Food needs a piece of that seven billion dollar pie. For fortunate Americans, food is as much a source of entertainment as it is nourishment. Yet despite the lore of culinary shows and specialty markets, there remains a deep, gastronomical divide: some demographics have trouble finding or affording basic produce, let alone local maple syrup to make candied yams from the holiday issue of Cook's Illustrated. Even kids with access to sufficient nutrition are often starved for information about what their food is and where it comes from. For the sake of a healthier, more prosperous and integrated America, this needs to change.
According to a study by the Centers for Disease Control and Prevention, "Mixed-race or white high-poverty areas and all African American areas (regardless of income) were less likely than predominantly white higher-income communities to have access to foods that enable individuals to make healthy choices." This is problematic for all Americans--even those who will enjoy a cornucopia at Thanksgiving. As large portions of our fellow citizens grow up on a diet of fast or processed foods and end up diabetic, obese or heart diseased, we can all expect to absorb rising medical costs. There is nothing sustainable about a health care plan that doesn't look out for the long-term well being of America's kids.
But providing nutritious food is just one side of the equation. Even children who do get enough calories in the cafeteria are often unaware of what they're ingesting, or are making the wrong food choices. Wholesome eating requires more than the requisite apple here and there--it is a matter of knowledge and good citizenry. It is a vital part of the economic equation in terms of national health and sustainable food production. The industrialized farming methods that make Lunchables and Snack Packs appear from the refrigerator firmament are not feasible in the long term and new attitudes towards farming and eating should be taught to American citizens as early as possible.

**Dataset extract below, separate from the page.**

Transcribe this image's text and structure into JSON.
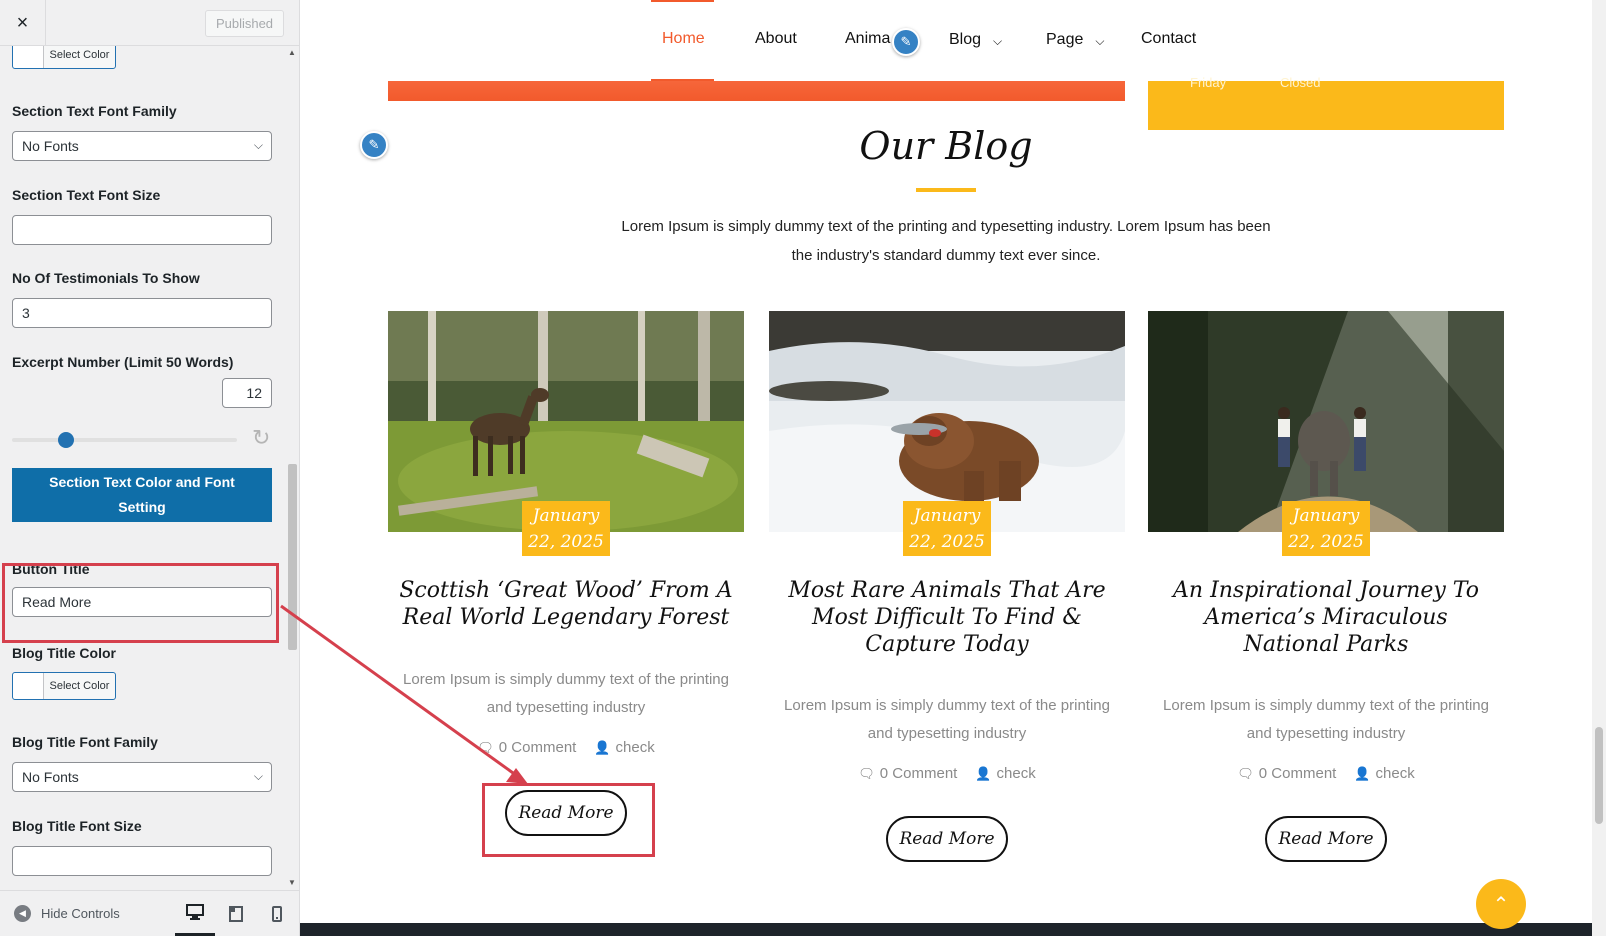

Farm-to-school programs that have been created by individuals and educators across the country have taken this matter into their own hands, providing kids with fresh food and knowledge. Programs like the Edible Schoolyard, Farm to School and Growing Minds offer the essential ingredients for America's healthy future by bringing together neighboring farms and cafeterias and offering kids tutorials on how to grow, harvest and prepare their own food.
America needs food and education programs that are going to focus both on the communities with sufficient access to healthy produce and those without. Children who have a seemingly limitless stash of food in their cafeterias and home pantries should be taught the cycle of growing, harvesting, distributing and cooking to greater appreciate how much effort and energy is required to turn an apple seed into an apple pie. If they develop an understanding of how precious food is, children will likely be more mindful in their eating decisions.
Farm-to-school programs in communities where kids have little access to fresh produce will not only teach children the growing, harvesting and distributing process, they will also provide students with much needed nutrition from fresh fruits, vegetables, beans, legumes and honey. There are two organizations worth noting in this category: the first, Growing Power, Inc., is an urban farm center that teaches adults and children in Milwaukee how to grow and procure fresh produce. The organization's founder, Will Allen, was recently awarded a MacArthur fellowship for his efforts. According to Allen, "If we want healthy, local food, the new generation of farmers are not going to come from rural communities. They're not going to come from traditional farm families because those things don't exist in our system anymore. These new farmers are going to come from folks that live in the city. I don't build gardens with fences ... you have to engage the community."
Another program worth tracking is Houston-based Recipe for Success, (Web site has been under construction) which promotes gardening, farming and food preparation in the classroom. Recipe for Success works with several schools in underprivileged districts, giving young students who might otherwise have lacked access to fresh produce both good food and the lifelong skill of how to prepare it.
Beyond the obvious health benefits, fostering local economies and small or medium sized farmers will help regenerate the American economy. Although fulfilling orders and proper distribution is still a challenge for many small-scale farmers, the support they would get if more school programs were involved could offer them a platform to become more efficient and viable as producers and distributors.
Unfortunately there are still not enough farm-to-school programs in America. Most that exist struggle financially and have to choose between healthy food and classroom needs. Here's where a slice of Bush's last dessert would help. Our next president elect should have a look at the model programs, organizations, farms and schools that are currently making proper food education possible. For the sake of our health, our kitchens and our future economy, he should make funding them a priority.